Сколько он так сидел? Сколько бы не было – все мало. Притупляясь, эйфория принесла грусть, разочарование и… жажду, все нарастающую. Не хотелось прекращать этот полет. Серый вспомнил прочитанную еще в той, прошлой жизни, антиутопию «Мы» Замятина. Высшее счастье возможно лишь когда нет свободы – как это точно описывает его жизнь. Нужна ли воля, коли тюрьма так сладка? И как страшно, когда эта тюрьма рушится по кирпичику вокруг тебя, обнажая мучения открытия нового мира – так младенец истошно кричит в ужасе, меняя теплую, уютную мать на огромный ужасный мир.

Он встал, поплыл в комнату, гладя, лаская лицо. Там, на кровати, лежала Анжела. Ремень. Шприц. Ноги раскинуты, мятая юбка чуть задралась, маня. Сергей подошел, провел рукой по ее бедру, выше, под ткань… ничего. Никакого отзыва на мягкое, горячее, чуть влажное. Что это по сравнению с тем, обволакивающим его, уносившим в абсолютное счастье. Валгалла, Рай, Седьмое небо – все лишь тлен по сравнению с эффектом героина.

Она приоткрыла глаза. Пальцы по лицу, белки глаз, стон. Вытянулась в струнку, поерзала по кровати. Застывшая, искаженная удовольствием улыбка. Серега обмер, уставился на нее, трущуюся о постель, гладящую себя, мурлыкающую и изгибающуюся, руки под юбкой, волосы рассыпаны, лезут в рот, скрывают лицо…

 

- Сереженька! Эй!

Он вздрогнул. Воткнул. Сколько прошло времени? Анжела сидит на кровати, он стоит на коленях перед ней. Прислушался к себе. Отпускает. Вернуть. Вернуть!

Провел рукой по ее коленке. Она улыбалась, точки зрачков – утопающие люди в голубых озерах.

- Девочка моя… Хорошая моя… Есть догнаться?

Бирюзовые водоемы плеснули, виновато метнулись влево.

- Сереж, это все. Больше нет… И денег нет…

Нет… Жуткий призрак ломки полоснул сознание неизбежностью. Казалось, суставы опять сковывал дискомфорт – нужно поправиться.

Деньги, всюду нужны эти проклятые бумажки. Говорят, в Чехии легализована метадоновая программа поддержки наркозависимых. Метадон – это целых трое суток непрерывного восторга разума и блаженства плоти. Засыпаешь в радости, а просыпаешься в неге, сон удерживает тебя, меняя реальность на неземное счастье.

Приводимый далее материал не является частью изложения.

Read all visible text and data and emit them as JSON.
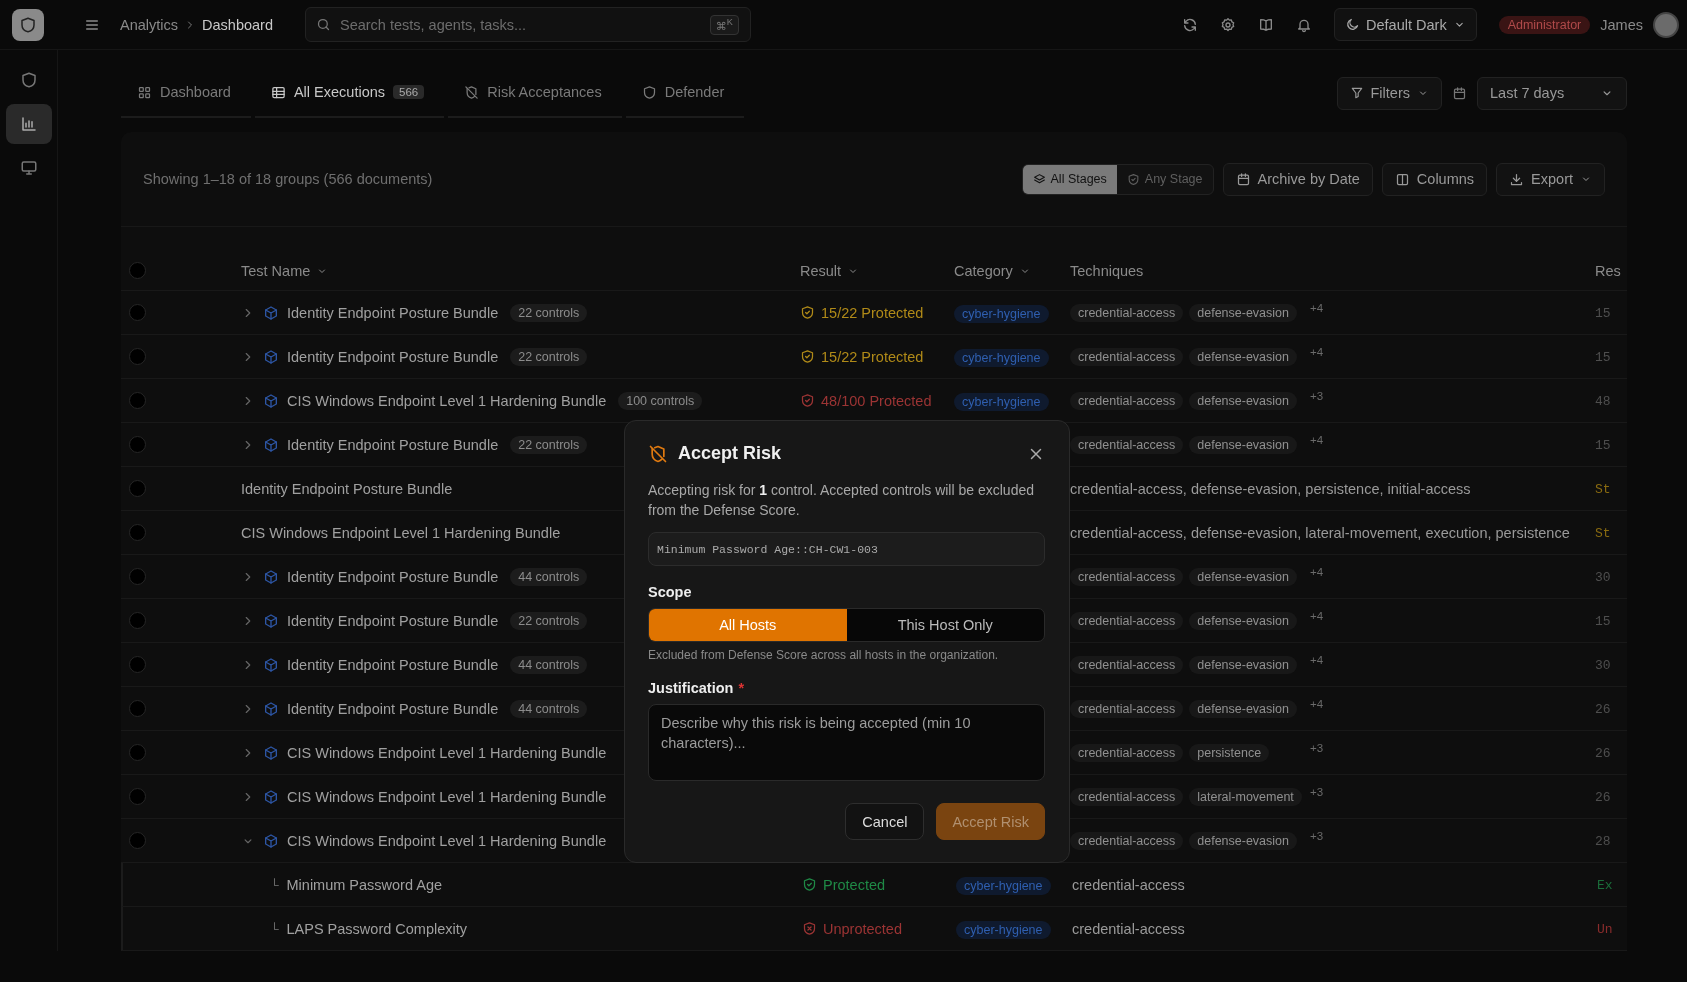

Серый торопливо шагал прочь с района – здесь его знали во всех магазинах, и охрана неотступно следовала за ним по торговому залу всякий раз, как он заходил внутрь. В руках у него белели пакеты, доверху набитые продуктами, купленными для него родными. Анжела, тупо глядя перед собой сквозь завесу спутанных волос, ковыляла за ним на негнущихся ногах. Они остановились у большого супермаркета. Охранника на улице нет – это хорошо, не будет гонять и грозиться вызвать ментов. Слева от ступенек, ведущих ко входу, на голом бетоне у чуть приоткрытого люка, из которого неприятно пахло застоявшимся горячим воздухом теплотрассы, сидел оборванный бомж. Одет он был в заляпанную красную футболку с белой облупившейся надписью «Наши» и похожим, из-за облетевшей краски, на демона, изображением Путина, выцветшие камуфляжные штаны, с завязанной на культе левой ноги штаниной, и рваный кроссовок неопределимого цвета. Его опухшее, дряблое лицо отчетливо отливало желтым – таким же, как белок левого глаза, безумно вращавшегося. Вместо второго ока цвела гниловатым темным месивом кожи впадина, отвратительно шевелящаяся оттого, что бездомный постоянно бормотал вполголоса отрывочные, бессмысленные фразы:

- Обнулить Конституцию… да, да… великий, самый богатый русский язык… спирт, да… кораблями, черпайте! Черпайте! Лодка, она утонет… крысы, крысы… зиять метаном каракат…

Наркоман поставил пакеты на ступеньку. Людей было немного, опять накатила паническая атака и, безумно блестящий глазами, обливающийся потом, неопрятный, с всклокоченными волосами, он ловил на себе презрительные и брезгливые взгляды прохожих.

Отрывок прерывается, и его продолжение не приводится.